His confusion set a frown on his face and turning away from the exit he moved between the spaces searching.

He moved slowly, following the faintest of traces which none of his five senses could detect. Moving across the grounds and wards and wings of the hospital he patiently traced the sensation back to its source. Moving past staff, patient and security, invisible to them, unknown to them, unremarked by them.

He found it in the most unlooked for place.

The children's ward was a noisy frantic place smelling of baby powder, creams, milk, sterilizing fluid, fear, joy, and happiness. It was a jarring rush to the senses, surrounded by clamouring kids, happy frustrated parents and patient smiling reassuring nurses. So many stories starting and continuing together. So many new chapters to existing stories and so many new tales getting their first words.

The sensation ran strong here beneath all other input and his unseen form moved between the spaces tracing it down until his feet stuck to the ground and refused to move any further.
He turned about slowly moving his deep dark eyes around seeking and searching.
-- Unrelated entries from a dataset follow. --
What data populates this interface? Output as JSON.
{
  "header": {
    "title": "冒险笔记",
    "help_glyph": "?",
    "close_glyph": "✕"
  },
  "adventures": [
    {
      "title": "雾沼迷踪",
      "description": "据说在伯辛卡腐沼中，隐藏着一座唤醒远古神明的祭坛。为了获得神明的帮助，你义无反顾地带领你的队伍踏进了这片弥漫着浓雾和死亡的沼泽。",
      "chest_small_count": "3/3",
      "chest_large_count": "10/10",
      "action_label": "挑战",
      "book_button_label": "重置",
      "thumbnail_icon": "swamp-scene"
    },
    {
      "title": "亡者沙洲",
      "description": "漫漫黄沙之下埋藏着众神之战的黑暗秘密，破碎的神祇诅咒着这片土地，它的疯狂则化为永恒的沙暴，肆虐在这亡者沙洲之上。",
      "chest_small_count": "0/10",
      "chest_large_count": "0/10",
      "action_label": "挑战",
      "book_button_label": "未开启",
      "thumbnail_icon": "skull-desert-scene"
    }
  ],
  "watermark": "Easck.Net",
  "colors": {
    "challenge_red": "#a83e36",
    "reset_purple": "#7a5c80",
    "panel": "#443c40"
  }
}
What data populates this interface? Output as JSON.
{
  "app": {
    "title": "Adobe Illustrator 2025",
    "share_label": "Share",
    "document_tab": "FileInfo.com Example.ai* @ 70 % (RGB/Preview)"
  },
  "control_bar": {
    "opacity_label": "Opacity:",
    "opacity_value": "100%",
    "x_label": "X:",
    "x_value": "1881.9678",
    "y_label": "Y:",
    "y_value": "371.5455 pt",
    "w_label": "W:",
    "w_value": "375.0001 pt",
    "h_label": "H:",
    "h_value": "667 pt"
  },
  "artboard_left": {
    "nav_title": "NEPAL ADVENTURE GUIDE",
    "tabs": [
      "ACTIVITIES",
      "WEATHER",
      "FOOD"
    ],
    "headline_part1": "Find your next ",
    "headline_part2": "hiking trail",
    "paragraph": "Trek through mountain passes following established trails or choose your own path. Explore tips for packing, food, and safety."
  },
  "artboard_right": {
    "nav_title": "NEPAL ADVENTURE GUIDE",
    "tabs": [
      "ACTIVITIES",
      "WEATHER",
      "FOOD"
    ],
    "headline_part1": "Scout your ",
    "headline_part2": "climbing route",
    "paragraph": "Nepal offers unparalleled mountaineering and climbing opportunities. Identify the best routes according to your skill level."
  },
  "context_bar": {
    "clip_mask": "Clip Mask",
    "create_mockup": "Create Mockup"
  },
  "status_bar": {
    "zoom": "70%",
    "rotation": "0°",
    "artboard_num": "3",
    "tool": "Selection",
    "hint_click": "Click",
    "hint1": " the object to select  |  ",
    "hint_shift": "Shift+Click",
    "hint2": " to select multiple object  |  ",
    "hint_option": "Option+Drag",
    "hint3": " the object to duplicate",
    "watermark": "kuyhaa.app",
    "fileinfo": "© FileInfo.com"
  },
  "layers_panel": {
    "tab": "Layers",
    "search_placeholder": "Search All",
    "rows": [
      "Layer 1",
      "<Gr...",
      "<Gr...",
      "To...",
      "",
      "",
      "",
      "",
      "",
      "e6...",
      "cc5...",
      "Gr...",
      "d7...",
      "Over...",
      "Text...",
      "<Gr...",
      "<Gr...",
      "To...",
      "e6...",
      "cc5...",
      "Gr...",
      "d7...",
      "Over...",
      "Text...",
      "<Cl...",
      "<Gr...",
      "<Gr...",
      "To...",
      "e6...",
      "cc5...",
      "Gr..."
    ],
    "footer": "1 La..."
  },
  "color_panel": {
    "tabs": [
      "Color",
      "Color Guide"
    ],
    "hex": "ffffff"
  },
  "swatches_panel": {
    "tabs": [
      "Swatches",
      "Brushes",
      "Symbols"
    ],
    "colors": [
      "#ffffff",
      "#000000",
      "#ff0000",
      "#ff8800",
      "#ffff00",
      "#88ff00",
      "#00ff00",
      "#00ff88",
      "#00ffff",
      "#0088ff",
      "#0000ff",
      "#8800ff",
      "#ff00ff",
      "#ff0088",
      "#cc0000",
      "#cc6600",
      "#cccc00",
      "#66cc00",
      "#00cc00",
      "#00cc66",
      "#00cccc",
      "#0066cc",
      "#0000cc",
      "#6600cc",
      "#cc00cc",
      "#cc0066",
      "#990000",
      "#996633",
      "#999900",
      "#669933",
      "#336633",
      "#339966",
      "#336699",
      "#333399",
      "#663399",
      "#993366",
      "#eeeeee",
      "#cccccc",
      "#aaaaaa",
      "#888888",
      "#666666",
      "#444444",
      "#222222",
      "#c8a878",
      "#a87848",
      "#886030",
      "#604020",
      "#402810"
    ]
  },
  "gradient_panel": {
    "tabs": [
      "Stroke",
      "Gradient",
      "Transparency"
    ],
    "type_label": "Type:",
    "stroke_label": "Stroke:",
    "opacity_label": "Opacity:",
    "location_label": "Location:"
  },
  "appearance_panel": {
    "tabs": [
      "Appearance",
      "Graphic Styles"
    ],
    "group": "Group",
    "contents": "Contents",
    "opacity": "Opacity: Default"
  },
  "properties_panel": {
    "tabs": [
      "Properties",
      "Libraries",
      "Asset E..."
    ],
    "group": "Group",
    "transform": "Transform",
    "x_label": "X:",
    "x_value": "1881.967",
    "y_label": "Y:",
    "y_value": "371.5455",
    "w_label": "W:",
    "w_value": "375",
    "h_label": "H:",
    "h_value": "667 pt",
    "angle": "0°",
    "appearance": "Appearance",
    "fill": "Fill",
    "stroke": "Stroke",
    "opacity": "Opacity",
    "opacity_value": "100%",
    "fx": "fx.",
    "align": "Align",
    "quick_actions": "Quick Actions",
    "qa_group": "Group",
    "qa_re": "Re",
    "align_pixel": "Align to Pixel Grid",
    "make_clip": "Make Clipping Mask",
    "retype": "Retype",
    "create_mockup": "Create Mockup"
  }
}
The toddler stood in a cot bed, little fists wrapped around the bars, part supporting its chubby weight, part using it to accentuate with thudding thumps the happy hollering issuing from a voice new to making noise. No more that 2 years old it set quite a ruckus about the place evidently enjoying the noisy sensation of its new story.

As the confusion reached its height within him, built up on the sorrow he carried and the pain in his shoulders, he wondered why his feet had lead him here? What story was this that he needed to witness?

Then the toddler's eyes met his. Dark brown as the earth itself, the hollering ceased in that split second. The eyes sparkled and a toothless smile split the chubby dimpled cheeks.

The child witnessed Him.

He stepped back in sudden surprise as the child saw him. Literally saw him, acknowledged him, following his movements with its eyes. His mind reeled in that moment seeking and searching for some sense and reason.

He had done this service to the people almost every day for years and decades and generations. He had passed unseen and unremarked in this land for more lives than he cared remember. Existing on an echo of a memory which was too strongly tied to the land to be released. He had done as he always had, seen to the work, put shoulder to the challenge, and served the people.

His mind tumbled back along those lives until he found what he was looking for at last.

A Name.

A collection of sounds spoken aloud to identify something. A unique arrangement of syllables configured to define something and to give it a particular place in a conversation. A word, a brand, to recognize and recall everything that was and is for this one special thing existing within the entire scope of the Great Cycle.

His Name.

Unheard to his ears, his heart, his Soul beyond the shade of that echo tied to the land.

The whisper of breath escaped him, carrying the Name out of his mouth and to the his ears before he even realised he had spoken aloud.

“Dagda.”

The toddlers smile broadened as those dark eyes showed it had heard the Name. the next moment arrived and it was all a holler and clamour, reveling in the sounds it’s little voice could create.

The wetness rolled unrestrained down the big broad cheeks as the Dagda look upon the child, wonder and gratitude filling his deep dark eyes. So much lost to him with his Name, could may yet be restored in time. He slowly inhaled the scent of freshly turned earth and the green of old trees which seemed to spring up around him.

“Maybe it’s almost time for My stories again.”